Kudus, isknews.com – Wabah penyakit difteri tahun ini meningkat dibanding tahun sebelumnya, karena itu penting untuk masyarakat mengetahui cara mencegah penyakit difteri. Kasus penyakit tersebut belum lama ini jadi perhatian besar kementrian kesehatan (Kemenkes) maupun ikatan dokter anak indonesia (IDAI).
Beberapa provinsi di Indonesia melaporkan kasus luar biasa (KLB) difteri yang berpotensi mengancam jiwa. Terlebih, Jawa Tengah sendiri masuk dalam daftar wilayah yang dinyatakan KLB Difteri.
Kabid Penyakit dan Penyehatan Lingkungan (P2L) pada Dinas Kesehatan Kabupaten Kudus, dokter Hikari Widodo, belum lama ini mengatakan, Hingga saat ini belum ada laporan mengenai adanya kasus difteri di Kabupaten Kudus.
Dikatakannya, Wilayah kantung-kantung imunisasi DPT kurang dari 25 persen, kemungkinan bisa menyebabkan mewabahnya difteri yang dengan mudah berkembang biak.
Hikari menganjurkan, anak-anak khususnya dibawah usia satu tahun yang belum dapat imunisasi DPT agar segera melakukan imunisasi. “Meski di Kudus belum ditemukan namun tetap waspada,” ujarnya
Hikari mengatakan bahwa sebenarnya penyakit difteri bisa menjangkiti pada siapa saja karena kuman itu sifatnya hidup dan menyebar. Namun semua itu tergantung pada sistem imunitas setiap individu, utamanya anak kecil mulai balita hingga sekolah dasar. Untuk itulah peran serta orang tua diperlukan dalam mengantisipasi penyebaran virus difteri berupa pemberian imunisasi DPT pada putra-putrinya yang masih bayi hingga bersekolah dasar kelas 1 sampai 3.
Lebih lanjut, informasi yang menjadi penyebab difteri mewabah adalah rendahnya kesadaran imunisasi di Indonesia. Padahal, minimal imunisasi disuatu wilayah harus mencapai 25 persen. Namun di Kudus sendiri bisa dipastikan lebih dari 25 persen yang sudah imunisasi.
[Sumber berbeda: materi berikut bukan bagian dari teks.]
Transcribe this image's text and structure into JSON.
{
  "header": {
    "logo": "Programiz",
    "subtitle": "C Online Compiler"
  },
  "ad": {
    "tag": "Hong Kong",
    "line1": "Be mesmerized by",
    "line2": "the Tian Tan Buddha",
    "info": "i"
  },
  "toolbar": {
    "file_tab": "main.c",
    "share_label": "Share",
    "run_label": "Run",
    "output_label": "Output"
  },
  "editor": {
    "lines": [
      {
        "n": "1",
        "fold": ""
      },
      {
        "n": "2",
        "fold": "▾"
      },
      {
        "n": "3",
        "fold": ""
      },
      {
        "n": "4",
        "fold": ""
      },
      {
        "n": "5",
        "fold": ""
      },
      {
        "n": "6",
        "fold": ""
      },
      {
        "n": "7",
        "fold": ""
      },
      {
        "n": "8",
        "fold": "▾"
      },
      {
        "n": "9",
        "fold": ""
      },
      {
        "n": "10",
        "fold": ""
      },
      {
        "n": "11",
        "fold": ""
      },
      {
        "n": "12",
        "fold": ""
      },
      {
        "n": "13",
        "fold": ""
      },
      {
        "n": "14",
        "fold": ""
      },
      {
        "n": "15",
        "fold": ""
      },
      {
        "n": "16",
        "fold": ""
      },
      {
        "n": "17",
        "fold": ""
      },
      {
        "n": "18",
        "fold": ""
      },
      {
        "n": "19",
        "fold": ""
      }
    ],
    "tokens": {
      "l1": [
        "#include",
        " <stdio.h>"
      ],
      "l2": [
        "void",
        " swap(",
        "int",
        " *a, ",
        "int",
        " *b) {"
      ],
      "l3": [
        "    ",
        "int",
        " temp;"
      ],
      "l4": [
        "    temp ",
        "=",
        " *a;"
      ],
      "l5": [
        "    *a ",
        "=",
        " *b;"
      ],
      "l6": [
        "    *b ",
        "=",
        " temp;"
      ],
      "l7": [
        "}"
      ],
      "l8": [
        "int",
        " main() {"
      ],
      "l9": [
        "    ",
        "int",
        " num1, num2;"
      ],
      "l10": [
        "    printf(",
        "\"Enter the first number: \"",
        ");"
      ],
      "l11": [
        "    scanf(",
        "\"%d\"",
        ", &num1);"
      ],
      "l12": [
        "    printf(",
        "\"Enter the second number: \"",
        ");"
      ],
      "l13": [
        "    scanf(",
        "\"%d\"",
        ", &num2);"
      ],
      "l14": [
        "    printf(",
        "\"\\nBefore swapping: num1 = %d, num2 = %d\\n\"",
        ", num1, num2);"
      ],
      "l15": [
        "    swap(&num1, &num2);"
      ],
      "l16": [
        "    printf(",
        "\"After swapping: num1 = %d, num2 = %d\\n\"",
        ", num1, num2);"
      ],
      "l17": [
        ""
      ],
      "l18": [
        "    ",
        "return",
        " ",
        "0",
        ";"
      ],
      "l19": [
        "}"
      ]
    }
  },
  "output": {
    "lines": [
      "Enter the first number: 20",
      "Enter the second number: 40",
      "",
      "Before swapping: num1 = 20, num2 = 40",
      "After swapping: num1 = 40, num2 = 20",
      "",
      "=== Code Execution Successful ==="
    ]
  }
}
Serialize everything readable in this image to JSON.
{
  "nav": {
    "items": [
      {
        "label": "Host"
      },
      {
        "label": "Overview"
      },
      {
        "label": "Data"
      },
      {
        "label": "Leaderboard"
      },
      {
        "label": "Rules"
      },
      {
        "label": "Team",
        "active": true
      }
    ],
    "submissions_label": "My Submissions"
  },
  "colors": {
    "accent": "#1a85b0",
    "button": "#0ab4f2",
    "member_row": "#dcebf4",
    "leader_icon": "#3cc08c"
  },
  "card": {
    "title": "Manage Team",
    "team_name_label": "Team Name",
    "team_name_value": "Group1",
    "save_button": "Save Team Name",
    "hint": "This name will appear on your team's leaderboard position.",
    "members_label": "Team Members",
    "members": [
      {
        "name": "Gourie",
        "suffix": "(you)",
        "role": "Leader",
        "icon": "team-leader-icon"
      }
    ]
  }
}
Dijelaskan Hikari, Penyakit difteri pada anak adalah penyakit menular yang terjadi karena adanya infeksi bakteri yang menyerang selaput lendir pada tenggorokan dan hidung serta dapat menyerang kulit, jika tidak segera ditangani sangat berpotensi berujung kematian.
Gejala penyakit difteri pada anak umumnya ditandai dengan kondisi badan yang lemas serta demam tinggi, pada tenggorokan terbentuk lapisan berwarna abu-abu yang mudah berdarah, karena itu tenggorokan akan terasa sakit, suara serak hingga kesulitan bernafas. Pada beberapa kasus difteri menyebabkan luka pada kulit seperti borok yang bisa meninggalkan bekas setelah sembuh. “Cara mencegah supaya tidak terjangkit difteri, dengan cara cuci tangan terlebih dulu setiap mau makan atau lainnya, agar kekebalan tubuh tetap terjaga supaya menjaga asupan vitamin serta makanan sayuran,” pesannya (AJ)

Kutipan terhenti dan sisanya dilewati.